Walking the Way of the Spirits

At the north of New Zealand, where the land narrows to a jagged outcrop lashed on each side by waves, an ancient pohutukawa tree clings to the cliff. In 800 years this tree has never flowered. This is the Leaping Place of the Spirits.

The Maori say that the spirits of the dead travel along Te Ara Wairua, the path of the spirits, which winds its way up the coasts of New Zealand until it reaches this tree. The spirits climb down the roots of the tree to Maurianuku, the entrance to the underworld.

They lower themselves into the sea and make their way back home to their spiritual homeland Hawaiki.

We walk in their footsteps from Spirits Bay on the east coast.

Spirits Bay is guarded by the loneliest and loveliest graves,

decorated with koru and kete.

We reach the northern most point of New Zealand, Te Rerenga Wairua, Cape Reinga. Here is the Meeting Point – the Pacific Ocean swirls in from the east to meet the angry Tasman Sea crashing in from the west. The Maori say this point is where the male sea meets the female sea and the whirlpools symbolize the creation of life.

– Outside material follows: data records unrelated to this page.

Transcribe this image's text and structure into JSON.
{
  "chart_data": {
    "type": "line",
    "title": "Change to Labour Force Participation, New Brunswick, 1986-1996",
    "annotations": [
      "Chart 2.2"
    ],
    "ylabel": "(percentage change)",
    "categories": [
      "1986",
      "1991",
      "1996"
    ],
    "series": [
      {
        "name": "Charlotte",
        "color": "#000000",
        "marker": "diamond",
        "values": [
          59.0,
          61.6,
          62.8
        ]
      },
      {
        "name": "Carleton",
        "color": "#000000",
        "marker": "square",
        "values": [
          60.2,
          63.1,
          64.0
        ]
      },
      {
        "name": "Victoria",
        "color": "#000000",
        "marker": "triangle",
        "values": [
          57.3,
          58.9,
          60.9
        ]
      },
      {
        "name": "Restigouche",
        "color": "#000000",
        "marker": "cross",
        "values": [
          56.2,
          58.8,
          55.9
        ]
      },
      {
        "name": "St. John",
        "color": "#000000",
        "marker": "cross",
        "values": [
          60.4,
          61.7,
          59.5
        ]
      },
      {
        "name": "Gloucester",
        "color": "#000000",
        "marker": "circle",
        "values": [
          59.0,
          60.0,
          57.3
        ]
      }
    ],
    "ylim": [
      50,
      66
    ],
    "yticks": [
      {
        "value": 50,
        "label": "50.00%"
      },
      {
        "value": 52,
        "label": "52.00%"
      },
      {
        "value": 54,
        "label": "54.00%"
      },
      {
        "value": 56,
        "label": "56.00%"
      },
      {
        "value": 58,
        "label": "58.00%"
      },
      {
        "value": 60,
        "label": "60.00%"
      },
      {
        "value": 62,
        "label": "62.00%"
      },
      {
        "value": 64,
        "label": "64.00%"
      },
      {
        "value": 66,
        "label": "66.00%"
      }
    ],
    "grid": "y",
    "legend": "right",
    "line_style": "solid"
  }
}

The West coast stretches away towards Cape Maria Van Diemen, an empty land of waves which have claimed many lives. Sand dunes and beaches stretch, limitless.

Today the Cape is benign.

The sun lowers. Along Twilight beach,

Life and death, the carcass of a whale and a blue penguin watches with a baleful eye.

Our path ends next morning at the northern point of 90 Mile Beach. Here is the hill where the spirits look back to farewell their people.

The Maori say that on a misty day, if you hold your breath, you can hear Te Reo Irirangi, a strange high singing, just on the edge of silence, as the spirits pass. Sometimes the spirits are chattering and laughing too.


We turn back towards the land of the known.